I made my reading selection, as you may have noticed on my Shelfari bookcase: the novel of choice is Amber Benson's Death's Daughter.

I admit that I was attracted to this book for the shallow reason that it was autographed and had a large eye-catching sticker on the front advertising this fact. The story sounded mildly intriguing from the back flap, but it was the author's picture that caught my attention. First, it was placed on the back of the paperback book, remarkable in itself considering that Benson has only one novel on the shelf, and this sort of honor typically seems reserved for New York Times best-selling authors. Second, the author looked familiar.

Flipping the book open, we come to the second shallow reason for which I purchased this novel: the author is none other than the character Tara Maclay on Buffy the Vampire Slayer. I've never had the autograph of an actor. I was sold.

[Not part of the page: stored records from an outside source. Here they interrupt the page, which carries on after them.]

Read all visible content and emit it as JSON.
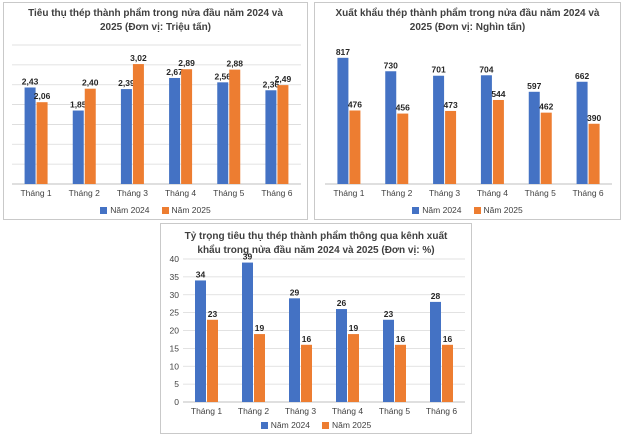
{
  "colors": {
    "nam_2024": "#4472c4",
    "nam_2025": "#ed7d31",
    "grid": "#d9d9d9",
    "axis": "#bfbfbf"
  },
  "charts": [
    {
      "title_line1": "Tiêu thụ thép thành phẩm trong nửa đầu năm 2024 và",
      "title_line2": "2025 (Đơn vị: Triệu tấn)",
      "legend": [
        "Năm 2024",
        "Năm 2025"
      ]
    },
    {
      "title_line1": "Xuất khẩu thép thành phẩm trong nửa đầu năm 2024 và",
      "title_line2": "2025 (Đơn vị: Nghìn tấn)",
      "legend": [
        "Năm 2024",
        "Năm 2025"
      ]
    },
    {
      "title_line1": "Tỷ trọng tiêu thụ thép thành phẩm thông qua kênh xuất",
      "title_line2": "khẩu trong nửa đầu năm 2024 và 2025 (Đơn vị: %)",
      "legend": [
        "Năm 2024",
        "Năm 2025"
      ]
    }
  ],
  "chart_data": [
    {
      "type": "bar",
      "title": "Tiêu thụ thép thành phẩm trong nửa đầu năm 2024 và 2025 (Đơn vị: Triệu tấn)",
      "categories": [
        "Tháng 1",
        "Tháng 2",
        "Tháng 3",
        "Tháng 4",
        "Tháng 5",
        "Tháng 6"
      ],
      "series": [
        {
          "name": "Năm 2024",
          "values": [
            2.43,
            1.85,
            2.39,
            2.67,
            2.56,
            2.36
          ],
          "labels": [
            "2,43",
            "1,85",
            "2,39",
            "2,67",
            "2,56",
            "2,36"
          ]
        },
        {
          "name": "Năm 2025",
          "values": [
            2.06,
            2.4,
            3.02,
            2.89,
            2.88,
            2.49
          ],
          "labels": [
            "2,06",
            "2,40",
            "3,02",
            "2,89",
            "2,88",
            "2,49"
          ]
        }
      ],
      "ylim": [
        0,
        3.5
      ],
      "gridlines": 7,
      "show_y_ticks": false,
      "legend_position": "bottom"
    },
    {
      "type": "bar",
      "title": "Xuất khẩu thép thành phẩm trong nửa đầu năm 2024 và 2025 (Đơn vị: Nghìn tấn)",
      "categories": [
        "Tháng 1",
        "Tháng 2",
        "Tháng 3",
        "Tháng 4",
        "Tháng 5",
        "Tháng 6"
      ],
      "series": [
        {
          "name": "Năm 2024",
          "values": [
            817,
            730,
            701,
            704,
            597,
            662
          ],
          "labels": [
            "817",
            "730",
            "701",
            "704",
            "597",
            "662"
          ]
        },
        {
          "name": "Năm 2025",
          "values": [
            476,
            456,
            473,
            544,
            462,
            390
          ],
          "labels": [
            "476",
            "456",
            "473",
            "544",
            "462",
            "390"
          ]
        }
      ],
      "ylim": [
        0,
        900
      ],
      "gridlines": 0,
      "show_y_ticks": false,
      "legend_position": "bottom"
    },
    {
      "type": "bar",
      "title": "Tỷ trọng tiêu thụ thép thành phẩm thông qua kênh xuất khẩu trong nửa đầu năm 2024 và 2025 (Đơn vị: %)",
      "categories": [
        "Tháng 1",
        "Tháng 2",
        "Tháng 3",
        "Tháng 4",
        "Tháng 5",
        "Tháng 6"
      ],
      "series": [
        {
          "name": "Năm 2024",
          "values": [
            34,
            39,
            29,
            26,
            23,
            28
          ],
          "labels": [
            "34",
            "39",
            "29",
            "26",
            "23",
            "28"
          ]
        },
        {
          "name": "Năm 2025",
          "values": [
            23,
            19,
            16,
            19,
            16,
            16
          ],
          "labels": [
            "23",
            "19",
            "16",
            "19",
            "16",
            "16"
          ]
        }
      ],
      "ylim": [
        0,
        40
      ],
      "yticks": [
        0,
        5,
        10,
        15,
        20,
        25,
        30,
        35,
        40
      ],
      "gridlines": 8,
      "show_y_ticks": true,
      "legend_position": "bottom"
    }
  ]
}
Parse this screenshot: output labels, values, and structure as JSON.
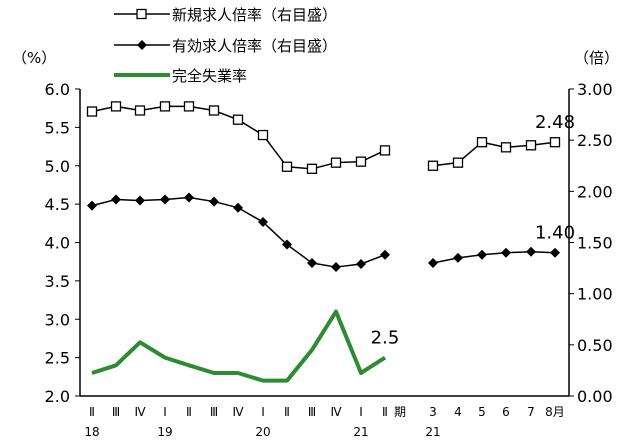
{
  "chart_data": {
    "type": "line",
    "left_axis_label": "（%）",
    "right_axis_label": "（倍）",
    "left_ylim": [
      2.0,
      6.0
    ],
    "right_ylim": [
      0.0,
      3.0
    ],
    "left_ticks": [
      "6.0",
      "5.5",
      "5.0",
      "4.5",
      "4.0",
      "3.5",
      "3.0",
      "2.5",
      "2.0"
    ],
    "right_ticks": [
      "3.00",
      "2.50",
      "2.00",
      "1.50",
      "1.00",
      "0.50",
      "0.00"
    ],
    "categories": [
      "Ⅱ",
      "Ⅲ",
      "Ⅳ",
      "Ⅰ",
      "Ⅱ",
      "Ⅲ",
      "Ⅳ",
      "Ⅰ",
      "Ⅱ",
      "Ⅲ",
      "Ⅳ",
      "Ⅰ",
      "Ⅱ",
      "期",
      "3",
      "4",
      "5",
      "6",
      "7",
      "8月"
    ],
    "year_labels": [
      {
        "text": "18",
        "index": 0
      },
      {
        "text": "19",
        "index": 3
      },
      {
        "text": "20",
        "index": 7
      },
      {
        "text": "21",
        "index": 11
      },
      {
        "text": "21",
        "index": 14
      }
    ],
    "legend": [
      {
        "label": "新規求人倍率（右目盛）",
        "marker": "square"
      },
      {
        "label": "有効求人倍率（右目盛）",
        "marker": "diamond"
      },
      {
        "label": "完全失業率",
        "marker": "none"
      }
    ],
    "series": [
      {
        "name": "新規求人倍率（右目盛）",
        "axis": "right",
        "color": "#000000",
        "marker": "square",
        "segments": [
          {
            "start_index": 0,
            "values": [
              2.78,
              2.83,
              2.79,
              2.83,
              2.83,
              2.79,
              2.7,
              2.55,
              2.24,
              2.22,
              2.28,
              2.29,
              2.4
            ]
          },
          {
            "start_index": 14,
            "values": [
              2.25,
              2.28,
              2.48,
              2.43,
              2.45,
              2.48
            ]
          }
        ]
      },
      {
        "name": "有効求人倍率（右目盛）",
        "axis": "right",
        "color": "#000000",
        "marker": "diamond",
        "segments": [
          {
            "start_index": 0,
            "values": [
              1.86,
              1.92,
              1.91,
              1.92,
              1.94,
              1.9,
              1.84,
              1.7,
              1.48,
              1.3,
              1.26,
              1.29,
              1.38
            ]
          },
          {
            "start_index": 14,
            "values": [
              1.3,
              1.35,
              1.38,
              1.4,
              1.41,
              1.4
            ]
          }
        ]
      },
      {
        "name": "完全失業率",
        "axis": "left",
        "color": "#2e8b32",
        "marker": "none",
        "segments": [
          {
            "start_index": 0,
            "values": [
              2.3,
              2.4,
              2.7,
              2.5,
              2.4,
              2.3,
              2.3,
              2.2,
              2.2,
              2.6,
              3.1,
              2.3,
              2.5
            ]
          }
        ]
      }
    ],
    "annotations": [
      {
        "text": "2.48",
        "series": 0,
        "point": "last"
      },
      {
        "text": "1.40",
        "series": 1,
        "point": "last"
      },
      {
        "text": "2.5",
        "series": 2,
        "point": "last"
      }
    ]
  }
}
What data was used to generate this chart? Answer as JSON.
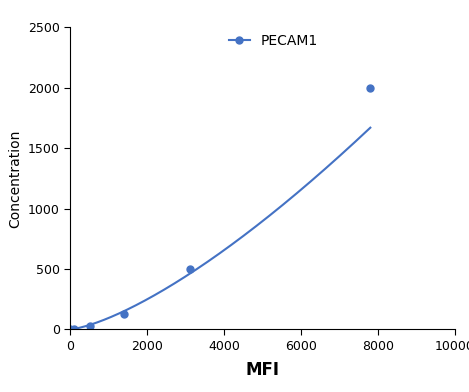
{
  "x": [
    0,
    100,
    500,
    1400,
    3100,
    7800
  ],
  "y": [
    0,
    5,
    25,
    125,
    500,
    2000
  ],
  "line_color": "#4472C4",
  "marker_color": "#4472C4",
  "marker_style": "o",
  "marker_size": 5,
  "line_width": 1.5,
  "xlabel": "MFI",
  "ylabel": "Concentration",
  "xlim": [
    0,
    10000
  ],
  "ylim": [
    0,
    2500
  ],
  "xticks": [
    0,
    2000,
    4000,
    6000,
    8000,
    10000
  ],
  "yticks": [
    0,
    500,
    1000,
    1500,
    2000,
    2500
  ],
  "legend_label": "PECAM1",
  "xlabel_fontsize": 12,
  "ylabel_fontsize": 10,
  "tick_fontsize": 9,
  "legend_fontsize": 10,
  "background_color": "#ffffff"
}
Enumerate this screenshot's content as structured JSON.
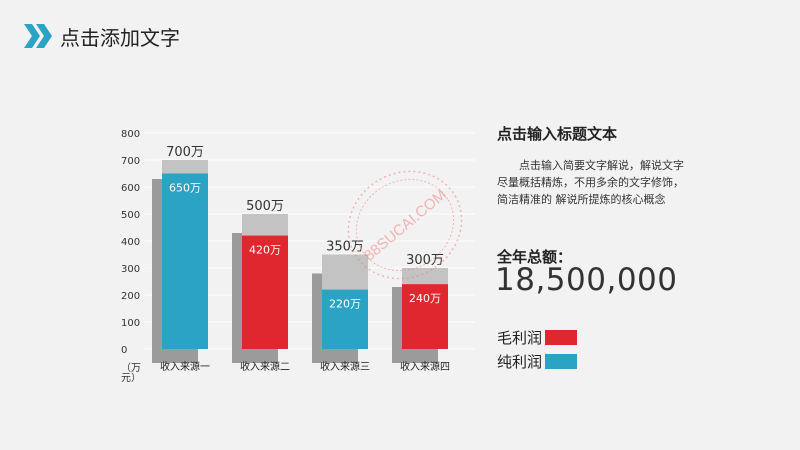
{
  "header": {
    "title": "点击添加文字",
    "icon": "double-chevron-icon",
    "accent": "#2aa3c4"
  },
  "panel": {
    "title": "点击输入标题文本",
    "description": "点击输入简要文字解说，解说文字尽量概括精炼，不用多余的文字修饰，简洁精准的 解说所提炼的核心概念",
    "total_label": "全年总额：",
    "total_value": "18,500,000"
  },
  "legend": [
    {
      "label": "毛利润",
      "color": "#e0262f"
    },
    {
      "label": "纯利润",
      "color": "#2aa3c4"
    }
  ],
  "watermark": "88SUCAI.COM",
  "chart_data": {
    "type": "bar",
    "categories": [
      "收入来源一",
      "收入来源二",
      "收入来源三",
      "收入来源四"
    ],
    "series": [
      {
        "name": "",
        "values": [
          700,
          500,
          350,
          300
        ],
        "labels": [
          "700万",
          "500万",
          "350万",
          "300万"
        ],
        "color": "#c3c3c3"
      },
      {
        "name": "",
        "values": [
          650,
          420,
          220,
          240
        ],
        "labels": [
          "650万",
          "420万",
          "220万",
          "240万"
        ],
        "colors": [
          "#2aa3c4",
          "#e0262f",
          "#2aa3c4",
          "#e0262f"
        ]
      }
    ],
    "yticks": [
      0,
      100,
      200,
      300,
      400,
      500,
      600,
      700,
      800
    ],
    "ylim": [
      0,
      800
    ],
    "ylabel": "（万元）",
    "grid": true
  }
}
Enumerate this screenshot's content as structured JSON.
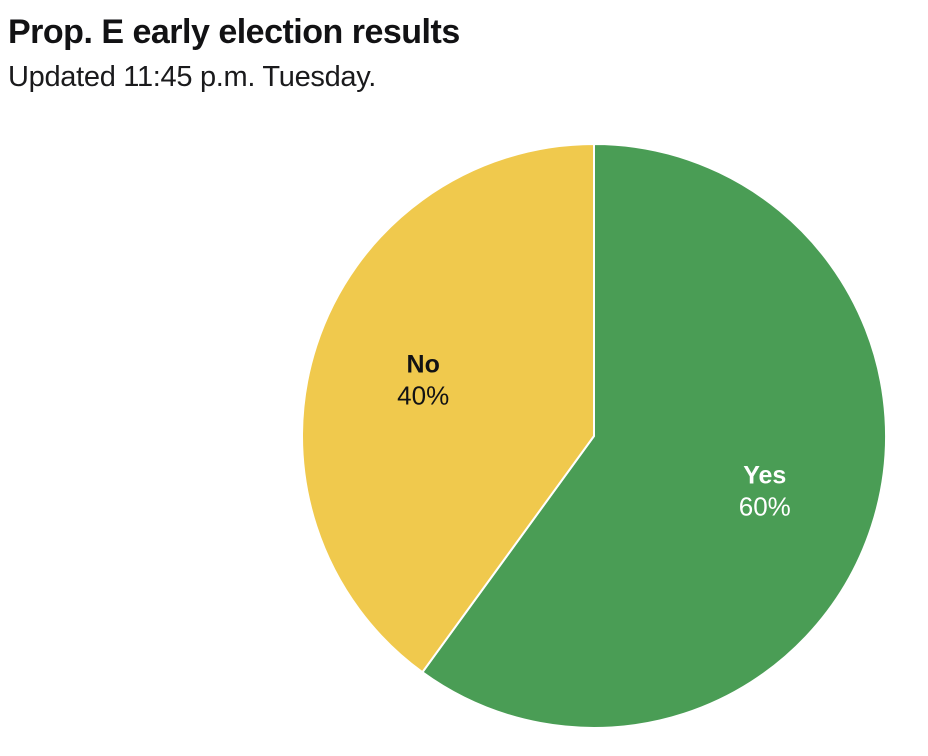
{
  "chart_data": {
    "type": "pie",
    "title": "Prop. E early election results",
    "subtitle": "Updated 11:45 p.m. Tuesday.",
    "categories": [
      "Yes",
      "No"
    ],
    "values": [
      60,
      40
    ],
    "slices": [
      {
        "label": "Yes",
        "value": 60,
        "display_value": "60%",
        "color": "#4a9d55",
        "label_color": "#ffffff"
      },
      {
        "label": "No",
        "value": 40,
        "display_value": "40%",
        "color": "#f0c94d",
        "label_color": "#121214"
      }
    ],
    "start_angle_deg": 0,
    "direction": "clockwise",
    "separator_color": "#ffffff",
    "legend_position": "none",
    "labels_inside": true
  }
}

I'm amused at myself and a little embarrassed that such trivial things made me want to buy the book. Part of me laid down a silent gauntlet to this actress—a challenge to see if she could be any good when placed on the other side of the art (no longer mouthing the words of others, but creating them). To my credit, and Benson's, she's also cowritten several other novels, so there was potential to Death's Daughter that maybe it hadn't been purchased by a publishing house on the sole basis that Benson is a minor celebrity and, therefore, already had a selling platform.

I'm 37 pages into the book, and the verdict is still out. The character's voice is very...valley girl? Amateur? The writing is a little too telling interspersed with almost desperate showing verbs and adjectives when the action ramps up. The world is a little too narrow, like looking at it through the tunnel vision of the main character. But the story, the plot, is captivating enough that though I've thought several times about setting the book aside, unfinished, I can't make myself.

Hum, that didn't sound like particularly rousing praise, given that I'm less than 50 pages into the novel. Still, there's hope for it to improve, or at least grow on me more.